D. Afonso Henriques e seu pai, Conde D. Henrique, concederam à Sé bracarense grandes privilégios, elevando-a à categoria de templo nacional. Santa Maria de Braga passou a ser padroeira do Portugal nascente. Antes da batalha de S. Mamede (24/6/1128), para além doutras doações, “ O Conquistador” confirmou o couto à sé de Braga e acrescentou que, se alguém violasse essas concessões, incorresse na indignação da “Rainha Sancta Maria”.

Miguel de Oliveira, em “Santa Maria na História e na Tradição Portuguesa” diz: “Santa Maria! Até ao fim da Idade Média, era esta a invocação mais comum e o mais divulgado título da Mãe de Deus (…) Os poetas dedicavam-lhe trovas com o nome de «Cantigas de Santa Maria». Os livros dos seus devotos chamavam-lhe «Horas de Santa Maria». As igrejas que se lhe consagravam, as festas litúrgicas em sua honra, as terras que a tomavam por padroeira eram todas de «Santa Maria». O velho solar lusitano orgulha-se de ser conhecido por Terra de Santa Maria”.
 

SENHORA DA CONCEIÇÃO, RAINHA DE PORTUGAL
Vem de longe a devoção à Imaculada Conceição, na Península Ibérica. Já em 656, no Concílio de Toledo em que participou S. Frutuoso, bispo de Dume, se fixou o dia 8 de dezembro como data da sua festa.

No início do século XIII, festejava-se a Imaculada, no Mosteiro de Pombeiro, em Felgueiras. E em 1320, o bispo de Coimbra, por influência de Santa Isabel, decretou: “Estabelecemos e mandamos que na nossa igreja catedral de Coimbra façam festa em cada um ano, no oitavo dia do mês de Dezembro, no qual dia a Virgem gloriosa Santa Maria foi concebida”. (A Virgem Maria – Padroeira e Rainha de Portugal)
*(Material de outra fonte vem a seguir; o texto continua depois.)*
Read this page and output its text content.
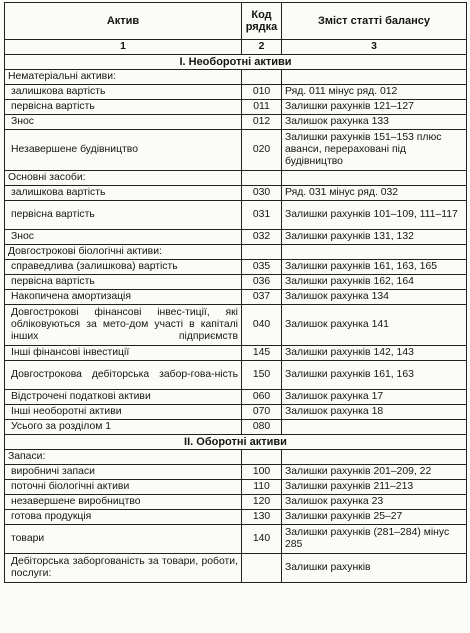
Актив	Код рядка	Зміст статті балансу
1	2	3
І. Необоротні активи		
Нематеріальні активи:		
залишкова вартість	010	Ряд. 011 мінус ряд. 012
первісна вартість	011	Залишки рахунків 121–127
Знос	012	Залишок рахунка 133
Незавершене будівництво	020	Залишки рахунків 151–153 плюс аванси, перераховані під будівництво
Основні засоби:		
залишкова вартість	030	Ряд. 031 мінус ряд. 032
первісна вартість	031	Залишки рахунків 101–109, 111–117
Знос	032	Залишки рахунків 131, 132
Довгострокові біологічні активи:		
справедлива (залишкова) вартість	035	Залишки рахунків 161, 163, 165
первісна вартість	036	Залишки рахунків 162, 164
Накопичена амортизація	037	Залишок рахунка 134
Довгострокові фінансові інвес-тиції, які обліковуються за мето-дом участі в капіталі інших підприємств	040	Залишок рахунка 141
Інші фінансові інвестиції	145	Залишки рахунків 142, 143
Довгострокова дебіторська забор-гова-ність	150	Залишки рахунків 161, 163
Відстрочені податкові активи	060	Залишок рахунка 17
Інші необоротні активи	070	Залишок рахунка 18
Усього за розділом 1	080	
ІІ. Оборотні активи		
Запаси:		
виробничі запаси	100	Залишки рахунків 201–209, 22
поточні біологічні активи	110	Залишки рахунків 211–213
незавершене виробництво	120	Залишок рахунка 23
готова продукція	130	Залишки рахунків 25–27
товари	140	Залишки рахунків (281–284) мінус 285
Дебіторська заборгованість за товари, роботи, послуги:		Залишки рахунків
Na Idade Média, deu-se grande incremento à devoção mariana por influência de S. Bernardo, de Santo António, e dos reis S. Luís, de França e S. Fernando, de Castela. O povo peregrinava em massa para os santuários que iam surgindo em sua honra.

Nos finais do século XIV, D. Nuno Álvares Pereira, Condestável do Reino, dedicou, em Vila Viçosa, uma capela a Nossa Senhora para a qual mandou vir de Inglaterra a imagem de Nossa Senhora da Conceição. E assim a Casa de Bragança, de que é fundador, e Vila Viçosa ficarão para sempre ligados ao culto à Senhora da Conceição. A devoção de D. Nuno era tal que, quando deixou as lides militares, se recolheu ao Convento do Carmo por ele fundado, em 1389, e adotou o nome de Frei Nuno de Santa Maria. Hoje, veneramo-lo como São Nuno de Santa Maria.
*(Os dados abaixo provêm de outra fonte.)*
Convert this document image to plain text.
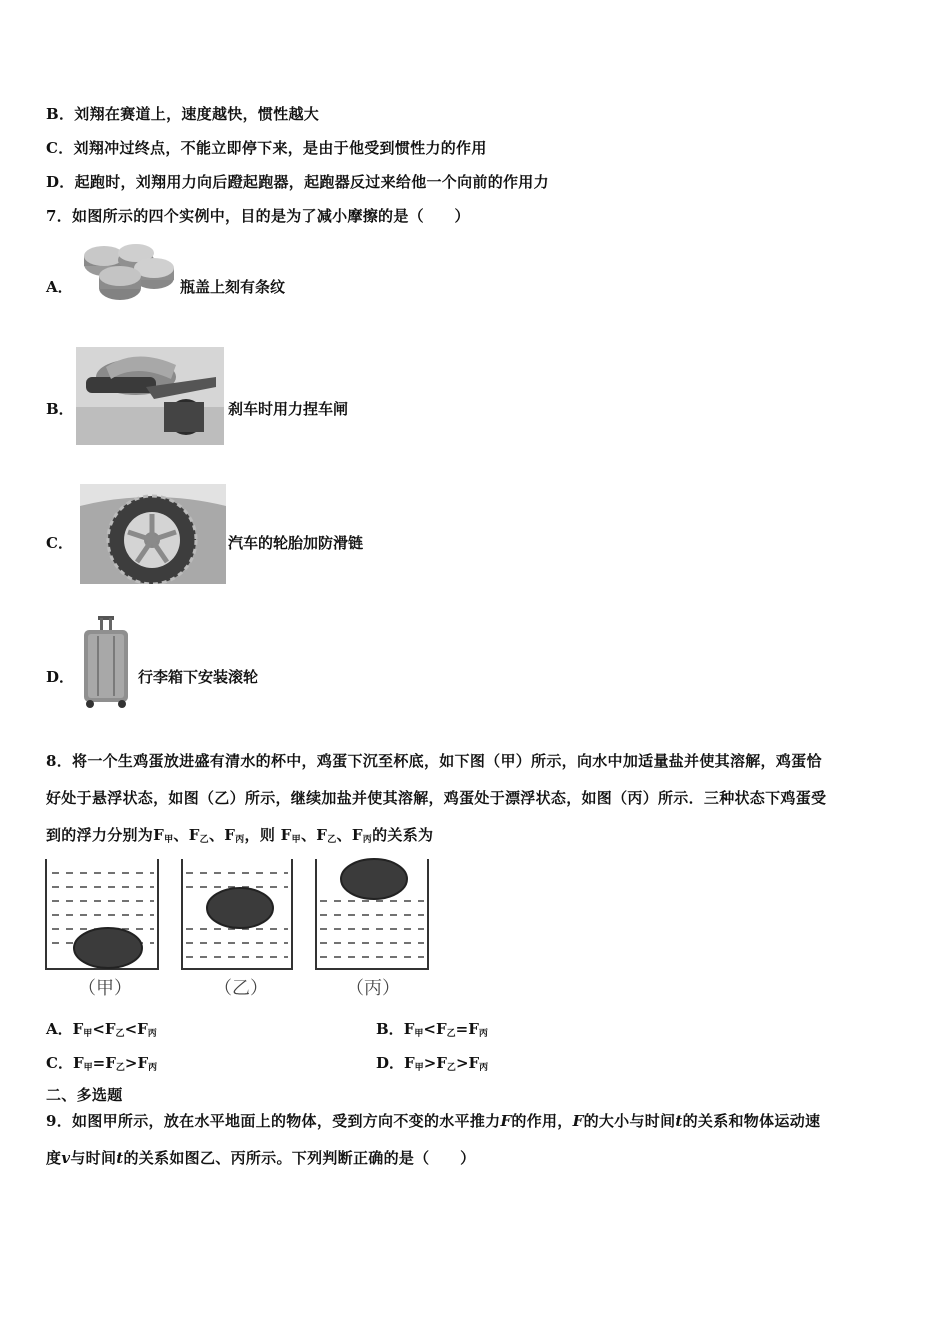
B．刘翔在赛道上，速度越快，惯性越大
C．刘翔冲过终点，不能立即停下来，是由于他受到惯性力的作用
D．起跑时，刘翔用力向后蹬起跑器，起跑器反过来给他一个向前的作用力
7．如图所示的四个实例中，目的是为了减小摩擦的是（　　）
A．	瓶盖上刻有条纹
B．	刹车时用力捏车闸
C．	汽车的轮胎加防滑链
D．	行李箱下安装滚轮
8．将一个生鸡蛋放进盛有清水的杯中，鸡蛋下沉至杯底，如下图（甲）所示，向水中加适量盐并使其溶解，鸡蛋恰
好处于悬浮状态，如图（乙）所示，继续加盐并使其溶解，鸡蛋处于漂浮状态，如图（丙）所示．三种状态下鸡蛋受
到的浮力分别为$F_甲$、$F_乙$、$F_丙$，则 $F_甲$、$F_乙$、$F_丙$的关系为
（甲）	（乙）	（丙）
A．$F_甲<F_乙<F_丙$	B．$F_甲<F_乙=F_丙$
C．$F_甲=F_乙>F_丙$	D．$F_甲>F_乙>F_丙$
二、多选题
9．如图甲所示，放在水平地面上的物体，受到方向不变的水平推力F的作用，F的大小与时间t的关系和物体运动速
度v与时间t的关系如图乙、丙所示。下列判断正确的是（　　）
Em dezembro de 1644, D. João IV, o primeiro rei da Dinastia de Bragança, escreveu à Universidade de Coimbra avisando “haver resoluto e ordenado que todas as cidades, vilas e lugares de seus reinos tomassem por Padroeira a Virgem Nossa Senhora da Conceição”.

Em 25 de março de 1646, nas Cortes de Lisboa, os três Estados do Reino decidiram aclamá-la Padroeira do Reino. E o rei sancionou esta deliberação com uma provisão régia que dizia: “E da mesma maneira prometemos e juramos, com o Príncipe e Estados, de confessar e defender sempre, até dar a vida, sendo necessário, que a Virgem Senhora Mãe de Deus foi concebida sem pecado original”.

Como sinal, a partir dessa data, nenhum rei português usou a coroa real na cabeça, direito que passou a pertencer apenas a Nossa Senhora. Em cerimónias solenes, a coroa era colocada em cima de uma almofada, ao lado do rei. Facto único no mundo.

A declaração de D. João IV pode ser lida na lápide que ornamenta a face poente do “Monumento à Imaculada”, no Monte da Virgem.

Quando se aproxima o centenário da morte de “O Bispo dos Pobres” e ainda choramos “O Bispo do Povo, o Monte da Virgem é um bom local para rezar e invocar a memória destes bem-amados bispos do Porto: D. António Barroso que, em 25 de julho de 1905, benzeu a “pedra fundamental” do Monumento à Imaculada e D. António Francisco que, em 4 de junho passado, aí presidiu ao “Dia da Voz Portucalense”. Louvor e ação de graças.